O Palácio do Planalto promoveu nesta segunda-feira, dia 24, o encontro regional denominado "Diálogos Federativos – Emergências Climáticas 2026/2027", com o objetivo de preparar os nove estados nordestinos para lidar com os efeitos do fenômeno El Niño. O evento virtual contou com a participação expressiva de mais de 400 autoridades públicas, incluindo ministros, governadores e prefeitos de diversos municípios.
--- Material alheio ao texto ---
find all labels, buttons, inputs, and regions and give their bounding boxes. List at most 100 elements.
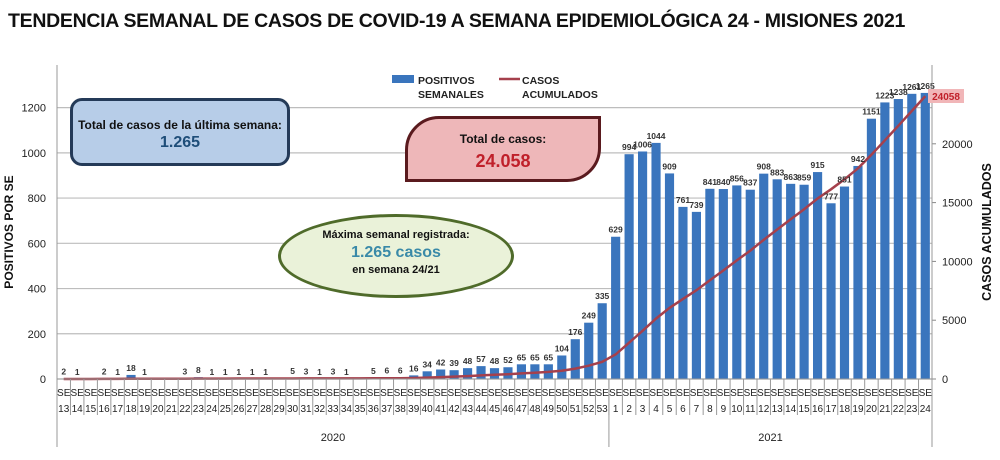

A coordenação geral dos trabalhos ficou sob responsabilidade da Casa Civil, que articulou a presença dos ministros José Guimarães (Relações Institucionais), Valder Ribeiro (titular interim da pasta de Integração e Desenvolvimento Regional) e Ana Flávia (interina do Ministério do Meio Ambiente e Mudança do Clima). Durante o encontro, foram apresentadas projeções meteorológicas indicando chuva abaixo da média histórica, elevação das temperaturas e a necessidade de estratégias urgentes de contingência.
No tocante à segurança hídrica, o Executivo federal destinou R$ 10,2 bilhões do programa Novo PAC para ações de enfrentamento à estiagem na região. O montante prevê a recuperação de 162 reservatórios, a distribuição de 172,4 mil cisternas para armazenamento de água potable e a construção de 2,8 mil quilômetros de canais e adutoras para garantir o acesso à água em comunidades vulneráveis.
Outros R$ 4,8 bilhões serão aplicados na ampliação do Projeto de Integração do Rio São Francisco, alcançando os ramais do Apodi e do Salgado, o Cinturão das Águas e a Adutora do Agreste. A expansão deverá beneficiar aproximadamente 12 milhões de pessoas. Nas áreas onde a escassez de água é mais severa, a Operação Carro-Pipa seguirá fornecendo abastecimento mensal a cerca de 1,6 milhão de moradores.
O monitoramento hidríco indica que dos 354 reservatórios acompanhados no Nordeste, 68 apresentam situação crítica, com volume inferior a 20%. Para melhorar a capacidade de previsão, o Cemaden recebeu aporte de R$ 28 milhões para instalação de novos pluviômetros, enquanto o Inmet estabeleceu meta de instalar 272 estações meteorológicas até 2027.
Os participantes receberam diretrizes sobre como acionar recursos emergenciais por meio do Sistema Integrado de Informações sobre Desastres. Somente em 2026, o Nordeste obteve 838 reconhecimentos federais de situação de emergência por estiagem e 174 por conta de tempestades severas. Os recursos liberados abrangem assistência humanitária, incluindo resgate animal, e obras de reconstrução de infraestrutura danificada.
No front ambiental, a área devastada por incêndios no bioma nordestino acumulou 562,4 mil hectares em 2026, o que representa uma redução de 45,37% em relação à média histórica para o período. O governo federal alocou R$ 521 milhões para ações de prevenção e combate a queimadas em todo o território nacional.
Para assegurar a segurança alimentar e a saúde da população, a União planeja elevar os estoques públicos para 310 mil toneladas de arroz e 180 mil toneladas de milho. Além disso, serão criados oito Centros de Informação em Saúde e Clima, que vão subsidiar as ações do Sistema Único de Saúde.
A rodada de Diálogos Federativos terá continuidade nesta quinta-feira, dia 27, quando uma reunião específica será realizada para abordar a realidade dos municípios da Região Norte do país.